A Bacterial Expression Platform for Production of Therapeutic Proteins Containing Human-like O-Linked Glycans

• Published in: Cell chemical biology Vol. 26; no. 2; pp. 203 - 212.e5
• Main Authors: Du, Ting, Buenbrazo, Nakita, Kell, Laura, Rahmani, Sadia, Sim, Lyann, Withers, Stephen G, DeFrees, Shawn, Wakarchuk, Warren
• Format: Journal Article
• Language: English
• Published: United States 21.02.2019
• Subjects: Bacterial Proteins - genetics; Bacterial Proteins - metabolism; Campylobacter jejuni - enzymology; Escherichia coli - metabolism; Galactosyltransferases - genetics; Galactosyltransferases - metabolism; Glycosylation; Growth Hormone - genetics; Growth Hormone - metabolism; Humans; Interferon alpha-2 - genetics; Interferon alpha-2 - metabolism; N-Acetylgalactosaminyltransferases - genetics; N-Acetylgalactosaminyltransferases - metabolism; Polypeptide N-acetylgalactosaminyltransferase; Polysaccharides - metabolism; Protein Disulfide-Isomerases - genetics; Protein Disulfide-Isomerases - metabolism; Recombinant Proteins - biosynthesis; Recombinant Proteins - isolation & purification; UDPglucose 4-Epimerase - genetics; UDPglucose 4-Epimerase - metabolism; glycosylation; interferon-α2b; T antigen; human growth hormone; operon
• ISSN: 2451-9456; 2451-9448; 2451-9456
• DOI: 10.1016/j.chembiol.2018.10.017

We have developed an Escherichia coli strain for the in vivo production of O-glycosylated proteins. This was achieved using a dual plasmid approach: one encoding a therapeutic protein target, and a second encoding the enzymatic machinery required for O-glycosylation. The latter plasmid encodes human polypeptide N-acetylgalactosaminyl transferase as well as a β1,3-galactosyl transferase and UDP-Glc(NAc)-4-epimerase, both from Campylobacter jejuni, and a disulfide bond isomerase of bacterial or human origin.

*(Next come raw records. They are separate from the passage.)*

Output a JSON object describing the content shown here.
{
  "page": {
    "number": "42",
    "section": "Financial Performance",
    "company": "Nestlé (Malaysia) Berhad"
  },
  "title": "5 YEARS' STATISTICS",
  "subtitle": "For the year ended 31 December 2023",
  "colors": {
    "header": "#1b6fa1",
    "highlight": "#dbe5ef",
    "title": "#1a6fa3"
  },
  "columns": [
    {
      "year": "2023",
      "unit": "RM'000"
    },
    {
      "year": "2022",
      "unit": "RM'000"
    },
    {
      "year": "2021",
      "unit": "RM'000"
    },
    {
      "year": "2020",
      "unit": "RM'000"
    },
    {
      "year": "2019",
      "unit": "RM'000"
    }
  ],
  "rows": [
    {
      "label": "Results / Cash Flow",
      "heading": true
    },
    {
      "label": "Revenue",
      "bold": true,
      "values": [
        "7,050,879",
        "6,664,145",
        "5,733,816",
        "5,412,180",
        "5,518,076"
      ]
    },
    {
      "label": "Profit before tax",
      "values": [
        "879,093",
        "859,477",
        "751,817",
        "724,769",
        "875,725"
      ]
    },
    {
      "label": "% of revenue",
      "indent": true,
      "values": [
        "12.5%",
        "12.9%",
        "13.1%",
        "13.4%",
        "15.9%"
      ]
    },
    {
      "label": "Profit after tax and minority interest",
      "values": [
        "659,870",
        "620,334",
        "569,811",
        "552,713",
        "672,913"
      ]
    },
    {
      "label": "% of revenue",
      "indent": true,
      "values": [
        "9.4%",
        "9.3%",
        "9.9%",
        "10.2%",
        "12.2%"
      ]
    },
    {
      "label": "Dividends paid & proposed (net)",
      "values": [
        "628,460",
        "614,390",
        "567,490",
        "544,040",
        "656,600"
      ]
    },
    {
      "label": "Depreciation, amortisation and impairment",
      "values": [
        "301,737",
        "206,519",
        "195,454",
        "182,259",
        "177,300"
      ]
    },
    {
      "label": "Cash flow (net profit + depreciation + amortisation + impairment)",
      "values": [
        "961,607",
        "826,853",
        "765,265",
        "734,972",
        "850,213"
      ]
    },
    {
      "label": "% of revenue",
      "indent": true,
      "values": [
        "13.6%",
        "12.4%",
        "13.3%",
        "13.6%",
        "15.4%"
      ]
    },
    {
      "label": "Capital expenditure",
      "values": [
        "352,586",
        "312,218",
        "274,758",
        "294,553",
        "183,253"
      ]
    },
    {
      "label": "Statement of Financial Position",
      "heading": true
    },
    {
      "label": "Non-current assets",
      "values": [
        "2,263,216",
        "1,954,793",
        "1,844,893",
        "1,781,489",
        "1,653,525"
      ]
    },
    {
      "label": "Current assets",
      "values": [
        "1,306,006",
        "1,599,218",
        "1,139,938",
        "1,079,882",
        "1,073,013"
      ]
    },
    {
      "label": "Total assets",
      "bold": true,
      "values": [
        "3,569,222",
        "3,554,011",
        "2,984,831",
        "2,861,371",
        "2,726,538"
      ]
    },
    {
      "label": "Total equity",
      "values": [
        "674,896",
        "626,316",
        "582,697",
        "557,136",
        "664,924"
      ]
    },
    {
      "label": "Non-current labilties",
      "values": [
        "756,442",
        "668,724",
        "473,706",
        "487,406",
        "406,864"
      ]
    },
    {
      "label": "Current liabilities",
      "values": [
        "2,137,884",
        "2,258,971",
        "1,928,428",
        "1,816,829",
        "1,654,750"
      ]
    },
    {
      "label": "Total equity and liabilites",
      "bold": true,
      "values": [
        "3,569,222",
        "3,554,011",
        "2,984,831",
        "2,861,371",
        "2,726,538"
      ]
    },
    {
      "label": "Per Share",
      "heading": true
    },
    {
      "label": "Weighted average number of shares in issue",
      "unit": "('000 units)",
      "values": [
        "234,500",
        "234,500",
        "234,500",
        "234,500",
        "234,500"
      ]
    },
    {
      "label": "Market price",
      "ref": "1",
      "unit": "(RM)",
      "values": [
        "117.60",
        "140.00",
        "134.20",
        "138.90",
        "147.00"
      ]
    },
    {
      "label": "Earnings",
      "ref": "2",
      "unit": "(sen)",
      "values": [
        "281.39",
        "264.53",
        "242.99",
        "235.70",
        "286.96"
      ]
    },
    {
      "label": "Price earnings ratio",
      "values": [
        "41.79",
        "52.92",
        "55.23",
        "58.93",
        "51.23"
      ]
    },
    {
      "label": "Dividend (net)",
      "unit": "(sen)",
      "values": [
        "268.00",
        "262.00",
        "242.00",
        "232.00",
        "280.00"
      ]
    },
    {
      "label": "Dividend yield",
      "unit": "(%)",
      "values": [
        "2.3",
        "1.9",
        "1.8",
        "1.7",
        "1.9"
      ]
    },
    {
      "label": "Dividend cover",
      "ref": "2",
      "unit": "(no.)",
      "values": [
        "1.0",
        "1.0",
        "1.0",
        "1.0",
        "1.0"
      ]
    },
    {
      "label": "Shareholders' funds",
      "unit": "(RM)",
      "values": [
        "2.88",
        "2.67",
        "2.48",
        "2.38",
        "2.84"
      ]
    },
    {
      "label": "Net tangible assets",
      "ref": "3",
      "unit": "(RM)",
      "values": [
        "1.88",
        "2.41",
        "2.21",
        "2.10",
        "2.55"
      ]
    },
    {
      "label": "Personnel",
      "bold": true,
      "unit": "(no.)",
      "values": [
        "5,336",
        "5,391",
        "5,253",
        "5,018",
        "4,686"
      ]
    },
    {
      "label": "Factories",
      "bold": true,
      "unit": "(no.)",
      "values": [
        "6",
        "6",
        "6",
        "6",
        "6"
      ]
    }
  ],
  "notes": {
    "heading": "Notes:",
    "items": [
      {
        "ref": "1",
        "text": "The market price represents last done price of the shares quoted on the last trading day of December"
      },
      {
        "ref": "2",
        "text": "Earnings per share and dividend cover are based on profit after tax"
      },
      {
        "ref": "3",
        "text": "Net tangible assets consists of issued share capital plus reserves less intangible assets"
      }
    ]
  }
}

The effectiveness of this two-plasmid synthetic operon system has been tested on three proteins with therapeutic potential: the native and an engineered version of the naturally O-glycosylated human interferon α-2b, as well as human growth hormone with one engineered site of glycosylation. Having established proof of principle for the addition of the core-1 glycan onto proteins, we are now developing this system as a platform for producing and modifying human protein therapeutics with more complex O-glycan structures in E. coli.